Amy Dowdell urged other parents and teachers to have positive...

Amy Dowdell urged other parents and teachers to have positive attitudes about the changes that are ahead for the West Islip School District. (Nov. 9, 2011) Credit: Newsday/John Paraskevas

The West Islip School Board has focused on four options for bridging a $6 million budget gap next year. Each would call for closing at least one school.

The district currently has six elementary schools. All house kindergartners through fifth-graders. The two middle schools serve sixth- through eighth-graders while the high school houses grades nine through 12.

A 35-member committee last month offered 11 choices for the board to make. More than 150 parents attended a board meeting last night.

Committee member Kristina Delaney said Wednesday night one option calls for the closure of two elementary schools, another the closure of a middle school by moving sixth grade back to elementary school.

A third option calls for the shuttering of just one elementary school, she said, while a fourth calls for the closure of an elementary, the combining of the two middle schools and the reconfiguration of all levels so elementary schools serve grades kindergarten through sixth; the middle school, grades seven and eight; and the high school, ninth through 12th.

The board is expected to decide on a plan by February.

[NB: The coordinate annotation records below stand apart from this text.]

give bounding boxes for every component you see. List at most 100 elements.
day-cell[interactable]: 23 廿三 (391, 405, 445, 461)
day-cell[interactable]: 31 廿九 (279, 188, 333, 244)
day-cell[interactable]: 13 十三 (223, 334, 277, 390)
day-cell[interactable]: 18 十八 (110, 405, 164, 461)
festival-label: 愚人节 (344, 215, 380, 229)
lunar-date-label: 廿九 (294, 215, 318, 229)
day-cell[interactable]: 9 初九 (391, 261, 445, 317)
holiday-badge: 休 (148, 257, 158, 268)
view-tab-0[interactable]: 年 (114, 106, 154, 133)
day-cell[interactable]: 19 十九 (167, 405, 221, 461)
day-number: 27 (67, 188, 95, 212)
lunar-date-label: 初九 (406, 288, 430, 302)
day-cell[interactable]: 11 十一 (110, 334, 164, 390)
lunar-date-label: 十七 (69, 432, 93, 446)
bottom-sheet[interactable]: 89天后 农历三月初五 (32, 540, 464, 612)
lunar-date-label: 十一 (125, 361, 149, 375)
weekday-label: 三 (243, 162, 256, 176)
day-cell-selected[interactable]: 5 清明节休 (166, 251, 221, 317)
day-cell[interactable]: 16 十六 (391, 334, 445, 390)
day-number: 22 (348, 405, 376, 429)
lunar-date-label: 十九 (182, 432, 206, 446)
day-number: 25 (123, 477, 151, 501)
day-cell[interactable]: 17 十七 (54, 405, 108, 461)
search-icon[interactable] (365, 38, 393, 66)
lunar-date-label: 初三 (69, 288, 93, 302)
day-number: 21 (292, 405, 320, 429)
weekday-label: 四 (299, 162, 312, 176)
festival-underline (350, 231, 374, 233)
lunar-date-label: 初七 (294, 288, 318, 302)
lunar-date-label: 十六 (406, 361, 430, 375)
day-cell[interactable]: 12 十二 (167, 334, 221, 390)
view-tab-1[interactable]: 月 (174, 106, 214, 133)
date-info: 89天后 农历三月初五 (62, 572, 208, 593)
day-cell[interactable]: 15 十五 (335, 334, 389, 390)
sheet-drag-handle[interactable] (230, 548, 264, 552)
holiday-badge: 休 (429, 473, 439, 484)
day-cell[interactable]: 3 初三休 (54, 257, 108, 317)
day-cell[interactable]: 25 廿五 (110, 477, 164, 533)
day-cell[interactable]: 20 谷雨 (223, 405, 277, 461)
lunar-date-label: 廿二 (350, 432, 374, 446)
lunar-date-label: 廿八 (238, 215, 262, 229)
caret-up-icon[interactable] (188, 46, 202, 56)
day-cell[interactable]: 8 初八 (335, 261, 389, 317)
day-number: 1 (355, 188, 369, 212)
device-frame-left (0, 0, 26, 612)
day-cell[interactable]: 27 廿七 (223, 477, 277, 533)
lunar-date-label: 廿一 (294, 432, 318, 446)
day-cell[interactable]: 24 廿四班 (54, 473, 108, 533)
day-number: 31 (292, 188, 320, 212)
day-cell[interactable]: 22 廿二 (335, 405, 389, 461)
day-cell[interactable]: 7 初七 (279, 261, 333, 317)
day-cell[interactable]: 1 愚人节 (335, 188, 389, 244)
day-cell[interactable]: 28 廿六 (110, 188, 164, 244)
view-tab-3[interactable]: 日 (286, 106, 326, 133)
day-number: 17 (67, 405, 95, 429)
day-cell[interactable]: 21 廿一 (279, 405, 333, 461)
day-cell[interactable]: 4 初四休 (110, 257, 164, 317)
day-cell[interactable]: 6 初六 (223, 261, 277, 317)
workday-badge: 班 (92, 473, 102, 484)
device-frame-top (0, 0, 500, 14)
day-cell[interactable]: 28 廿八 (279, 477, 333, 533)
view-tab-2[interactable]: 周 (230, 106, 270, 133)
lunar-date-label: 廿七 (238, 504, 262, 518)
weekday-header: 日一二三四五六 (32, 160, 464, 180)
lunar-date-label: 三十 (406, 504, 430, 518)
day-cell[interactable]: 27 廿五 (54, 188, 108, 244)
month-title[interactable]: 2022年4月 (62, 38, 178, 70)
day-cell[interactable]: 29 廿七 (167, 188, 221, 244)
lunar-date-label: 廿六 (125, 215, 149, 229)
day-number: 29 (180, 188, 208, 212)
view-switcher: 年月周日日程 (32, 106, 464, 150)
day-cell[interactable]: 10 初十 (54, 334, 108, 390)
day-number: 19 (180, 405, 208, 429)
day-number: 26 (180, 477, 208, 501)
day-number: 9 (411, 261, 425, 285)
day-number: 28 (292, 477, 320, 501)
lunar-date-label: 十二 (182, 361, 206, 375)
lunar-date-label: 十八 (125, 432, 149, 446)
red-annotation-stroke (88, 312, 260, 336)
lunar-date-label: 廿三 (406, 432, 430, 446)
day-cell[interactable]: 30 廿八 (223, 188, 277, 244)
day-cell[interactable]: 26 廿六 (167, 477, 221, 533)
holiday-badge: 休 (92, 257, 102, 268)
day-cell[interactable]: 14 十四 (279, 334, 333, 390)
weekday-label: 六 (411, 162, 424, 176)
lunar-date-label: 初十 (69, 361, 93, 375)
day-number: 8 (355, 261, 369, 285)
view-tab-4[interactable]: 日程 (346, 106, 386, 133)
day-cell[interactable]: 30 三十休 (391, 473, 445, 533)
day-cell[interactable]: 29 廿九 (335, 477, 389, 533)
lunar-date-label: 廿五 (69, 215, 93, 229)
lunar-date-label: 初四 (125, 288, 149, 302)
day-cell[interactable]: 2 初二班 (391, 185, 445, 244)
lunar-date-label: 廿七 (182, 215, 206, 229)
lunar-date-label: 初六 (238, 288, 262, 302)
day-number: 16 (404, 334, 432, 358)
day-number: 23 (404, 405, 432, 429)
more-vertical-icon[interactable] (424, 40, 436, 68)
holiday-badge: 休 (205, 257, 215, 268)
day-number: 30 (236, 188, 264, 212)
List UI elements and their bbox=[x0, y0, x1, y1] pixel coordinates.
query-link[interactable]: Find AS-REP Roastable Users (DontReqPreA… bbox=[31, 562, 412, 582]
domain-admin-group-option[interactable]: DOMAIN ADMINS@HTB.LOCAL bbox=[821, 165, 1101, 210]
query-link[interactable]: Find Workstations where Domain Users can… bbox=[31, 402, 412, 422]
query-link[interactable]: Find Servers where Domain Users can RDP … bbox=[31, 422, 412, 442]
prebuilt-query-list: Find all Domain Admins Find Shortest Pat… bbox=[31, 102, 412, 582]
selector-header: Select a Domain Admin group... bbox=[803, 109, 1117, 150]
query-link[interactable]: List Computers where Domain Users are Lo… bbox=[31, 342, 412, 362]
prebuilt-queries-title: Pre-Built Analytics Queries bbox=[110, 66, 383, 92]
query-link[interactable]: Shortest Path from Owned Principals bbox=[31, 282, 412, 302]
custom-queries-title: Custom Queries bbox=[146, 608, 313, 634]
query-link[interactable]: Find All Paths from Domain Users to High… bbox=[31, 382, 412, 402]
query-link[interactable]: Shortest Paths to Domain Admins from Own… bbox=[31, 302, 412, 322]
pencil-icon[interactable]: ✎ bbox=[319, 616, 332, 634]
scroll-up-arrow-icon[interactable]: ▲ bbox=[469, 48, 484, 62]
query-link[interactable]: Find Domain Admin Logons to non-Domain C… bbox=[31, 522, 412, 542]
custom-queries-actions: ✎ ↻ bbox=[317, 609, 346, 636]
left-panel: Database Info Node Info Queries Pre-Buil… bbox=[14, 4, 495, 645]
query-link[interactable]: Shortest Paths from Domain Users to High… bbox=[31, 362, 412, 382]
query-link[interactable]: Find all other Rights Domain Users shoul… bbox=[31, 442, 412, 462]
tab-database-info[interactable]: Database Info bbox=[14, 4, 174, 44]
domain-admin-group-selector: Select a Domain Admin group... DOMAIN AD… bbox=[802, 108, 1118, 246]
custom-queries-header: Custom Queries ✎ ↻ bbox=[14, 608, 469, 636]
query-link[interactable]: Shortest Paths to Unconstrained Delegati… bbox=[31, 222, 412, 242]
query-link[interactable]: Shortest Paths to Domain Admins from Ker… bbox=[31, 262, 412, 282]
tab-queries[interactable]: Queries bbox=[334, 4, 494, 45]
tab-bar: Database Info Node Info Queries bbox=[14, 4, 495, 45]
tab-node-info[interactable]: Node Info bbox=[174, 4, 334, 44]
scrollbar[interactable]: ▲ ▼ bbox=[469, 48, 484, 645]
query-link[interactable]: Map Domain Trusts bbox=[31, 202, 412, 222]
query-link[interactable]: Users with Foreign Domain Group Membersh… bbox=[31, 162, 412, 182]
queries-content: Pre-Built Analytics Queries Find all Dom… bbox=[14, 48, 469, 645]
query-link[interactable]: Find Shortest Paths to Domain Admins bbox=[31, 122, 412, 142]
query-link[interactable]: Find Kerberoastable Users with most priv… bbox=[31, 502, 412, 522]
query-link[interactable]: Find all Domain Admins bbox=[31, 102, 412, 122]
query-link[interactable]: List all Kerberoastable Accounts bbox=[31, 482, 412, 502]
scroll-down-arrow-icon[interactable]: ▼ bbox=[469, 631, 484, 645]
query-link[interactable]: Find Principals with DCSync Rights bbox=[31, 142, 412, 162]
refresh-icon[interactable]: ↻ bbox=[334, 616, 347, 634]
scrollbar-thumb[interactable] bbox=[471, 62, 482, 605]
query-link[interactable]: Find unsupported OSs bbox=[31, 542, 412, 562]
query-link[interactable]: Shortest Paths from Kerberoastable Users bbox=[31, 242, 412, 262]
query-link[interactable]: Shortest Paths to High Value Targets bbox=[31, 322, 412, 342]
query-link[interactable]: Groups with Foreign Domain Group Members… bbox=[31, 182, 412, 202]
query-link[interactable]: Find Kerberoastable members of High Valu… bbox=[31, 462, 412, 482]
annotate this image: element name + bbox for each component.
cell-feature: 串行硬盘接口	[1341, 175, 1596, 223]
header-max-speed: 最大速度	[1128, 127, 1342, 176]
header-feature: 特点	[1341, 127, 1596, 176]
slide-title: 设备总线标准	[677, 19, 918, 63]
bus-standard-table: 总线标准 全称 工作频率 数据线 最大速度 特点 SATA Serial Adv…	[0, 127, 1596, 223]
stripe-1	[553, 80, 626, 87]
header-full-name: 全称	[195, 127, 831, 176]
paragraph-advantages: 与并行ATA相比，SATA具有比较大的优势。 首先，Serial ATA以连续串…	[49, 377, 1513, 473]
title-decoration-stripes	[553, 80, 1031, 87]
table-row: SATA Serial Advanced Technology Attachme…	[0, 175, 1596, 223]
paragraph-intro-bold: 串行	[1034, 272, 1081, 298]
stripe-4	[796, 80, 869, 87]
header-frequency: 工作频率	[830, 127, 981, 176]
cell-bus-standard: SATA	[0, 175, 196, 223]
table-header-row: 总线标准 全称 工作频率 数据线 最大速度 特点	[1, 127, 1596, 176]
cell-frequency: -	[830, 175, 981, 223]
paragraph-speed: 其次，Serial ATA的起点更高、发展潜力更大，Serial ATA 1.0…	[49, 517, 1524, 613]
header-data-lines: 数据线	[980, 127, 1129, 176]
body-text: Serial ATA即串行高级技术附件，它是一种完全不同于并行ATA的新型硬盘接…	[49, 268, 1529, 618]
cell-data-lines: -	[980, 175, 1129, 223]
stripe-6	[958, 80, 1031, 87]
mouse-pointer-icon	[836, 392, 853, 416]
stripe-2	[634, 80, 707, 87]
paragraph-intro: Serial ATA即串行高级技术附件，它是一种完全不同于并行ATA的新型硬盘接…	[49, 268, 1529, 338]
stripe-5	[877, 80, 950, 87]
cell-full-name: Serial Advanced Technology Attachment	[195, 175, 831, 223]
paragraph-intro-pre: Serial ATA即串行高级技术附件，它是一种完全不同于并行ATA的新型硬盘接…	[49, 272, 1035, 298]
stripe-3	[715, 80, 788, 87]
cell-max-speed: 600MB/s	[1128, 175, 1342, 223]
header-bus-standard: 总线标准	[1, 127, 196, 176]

Deborah Rainis, a parent of an 11-year-old fifth-grade boy in the district and a veteran teacher, argued for the preservation of all of the elementary schools. She supports unifying the two middle schools and moving sixth graders to the elementary level.

But no matter what the board decides, she said "consolidating schools should not mean that our children's education is compromised."

Amy Dowdell, whose son is in kindergarten, said students will adapt to whatever plan the board selects. She said parents need to stop thinking about only their child and their neighborhood school, and think of what works for the entire community.

"Children are resilient," she said. "It's more about how the parents and teachers approach this. If they come to work with smiles on their faces . . . the kids will be fine."

District administrators have said they're in a bind. Although they say they understand parents' concerns, they still might shutter campuses.

The district -- which serves 5,100 students -- laid off 35 people last year. Some elementary schools are only half full.

District administrators say West Islip will be about $6 million over budget next year if it does not make changes ahead of the new, 2 percent cap on property-tax increases.